A Cabernet tornou os vinhos norteamericanos famosos, mas hoje a Pinot Noir também vem ganhando destaque

Apesar de todos os estudos sobre a melhor viabilidade de cada cepa, na Califórnia cultiva-se uma quantidade enorme de variedades.

Para os vinhos mais simples, normalmente produzidos no Central Valley - onde as temperaturas são altas, o solo é fértil e a irrigação é largamente utilizada para obtenção de safras de escala industrial -, o mais comum é ver blends de Colombard, Chenin Blanc, Thompson Seedless, Carignan, Ruby Cabernet e Barbera. São vinhos produzidos para atender a grande demanda do mercado interno norte-americano, normalmente comercializados sob a denominação popular de "two buck chuck". Vendidos a preços muito baixos, com pouca fruta e normalmente mais diluí- -dos, são resultado das exploração máxima das vinhas, irrigadas e tratadas para produzir muitos cachos da cepa que estiver em voga.

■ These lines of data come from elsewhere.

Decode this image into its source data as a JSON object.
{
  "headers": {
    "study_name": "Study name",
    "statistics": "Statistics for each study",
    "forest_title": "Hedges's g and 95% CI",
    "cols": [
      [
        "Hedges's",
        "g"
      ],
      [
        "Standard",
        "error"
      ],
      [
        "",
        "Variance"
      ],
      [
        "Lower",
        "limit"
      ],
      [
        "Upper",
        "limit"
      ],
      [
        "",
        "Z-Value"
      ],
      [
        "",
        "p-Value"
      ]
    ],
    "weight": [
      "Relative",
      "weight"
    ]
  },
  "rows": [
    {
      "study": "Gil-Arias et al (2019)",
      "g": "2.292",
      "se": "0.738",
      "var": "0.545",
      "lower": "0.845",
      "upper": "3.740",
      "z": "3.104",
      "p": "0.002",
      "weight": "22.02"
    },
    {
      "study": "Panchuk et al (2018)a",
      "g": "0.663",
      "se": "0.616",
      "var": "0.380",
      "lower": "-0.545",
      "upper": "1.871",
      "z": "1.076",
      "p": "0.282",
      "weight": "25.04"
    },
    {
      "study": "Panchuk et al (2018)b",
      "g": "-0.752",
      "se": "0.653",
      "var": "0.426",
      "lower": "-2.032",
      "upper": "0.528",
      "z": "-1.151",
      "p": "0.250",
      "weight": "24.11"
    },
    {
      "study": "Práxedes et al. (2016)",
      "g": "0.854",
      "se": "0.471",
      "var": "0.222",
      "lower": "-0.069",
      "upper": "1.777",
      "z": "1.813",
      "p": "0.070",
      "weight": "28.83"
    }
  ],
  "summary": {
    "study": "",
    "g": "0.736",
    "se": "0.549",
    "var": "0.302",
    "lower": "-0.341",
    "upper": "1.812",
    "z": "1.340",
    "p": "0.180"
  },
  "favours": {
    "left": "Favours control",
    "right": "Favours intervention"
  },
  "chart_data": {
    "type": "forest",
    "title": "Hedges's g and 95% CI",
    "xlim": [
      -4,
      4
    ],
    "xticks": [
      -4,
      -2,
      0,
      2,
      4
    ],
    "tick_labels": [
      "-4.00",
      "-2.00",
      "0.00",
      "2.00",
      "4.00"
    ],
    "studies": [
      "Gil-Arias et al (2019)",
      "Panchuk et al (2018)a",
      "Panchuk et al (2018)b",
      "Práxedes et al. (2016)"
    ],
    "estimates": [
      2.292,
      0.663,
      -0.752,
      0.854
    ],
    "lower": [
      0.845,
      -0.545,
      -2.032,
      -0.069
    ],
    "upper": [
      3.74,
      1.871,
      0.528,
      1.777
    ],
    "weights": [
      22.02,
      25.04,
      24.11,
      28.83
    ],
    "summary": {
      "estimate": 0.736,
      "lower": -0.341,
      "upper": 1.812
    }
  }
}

À parte dos vinhos de larga escala, produzem-se rótulos de excelente qualidade, reconhecidamente entre os melhores do mundo, especialmente a partir de Zinfandel, Cabernet Sauvignon, Merlot, Pinot Noir, Chardonnay e Sauvignon Blanc. São vinhos muito bem vinificados, potentes e com notas tostadas de carvalho francês de barris de primeiro uso. Duas são as influências mais comuns no estilo desses rótulos. A primeira vem do longo tempo que os cachos ficam no pé aguardando serem colhidos, que confere complexidade, opulência e sabores de fruta madura aos vinhos, embora, por vezes, resulte também em graduação alcoólica desbalanceada. A segunda é decorrente do seu caro processo de vinificação. Nesse ponto, não há economia por parte dos produtores. A seleção das uvas é rigorosa, os equipamentos são de alta tecnologia e a fermentação acontece em ambiente de temperatura controlada.

Zinfandel
A Zinfandel é reconhecida mundialmente como "a" uva da Califórnia. Na verdade, equivalente à italiana Primitivo, a variedade é largamente cultivada em todo o estado, seja para elaboração de varietais ou blends e também do White Zinfandel, um vinho rosado meio-seco e pouco alcoólico. Os tintos de Zinfandel são ricos e encorpados. Isso porque as uvas da cepa tendem a amadurecer de forma irregular, desigual, e, dessa forma, quando a maturação chega para todo o cacho, alguns bagos fatalmente já começaram a desidratar, tomando a aparência de passas. Essa concentração determina sabores intensos de frutas vermelhas e elevado teor alcoólico, normalmente com pouco açúcar residual.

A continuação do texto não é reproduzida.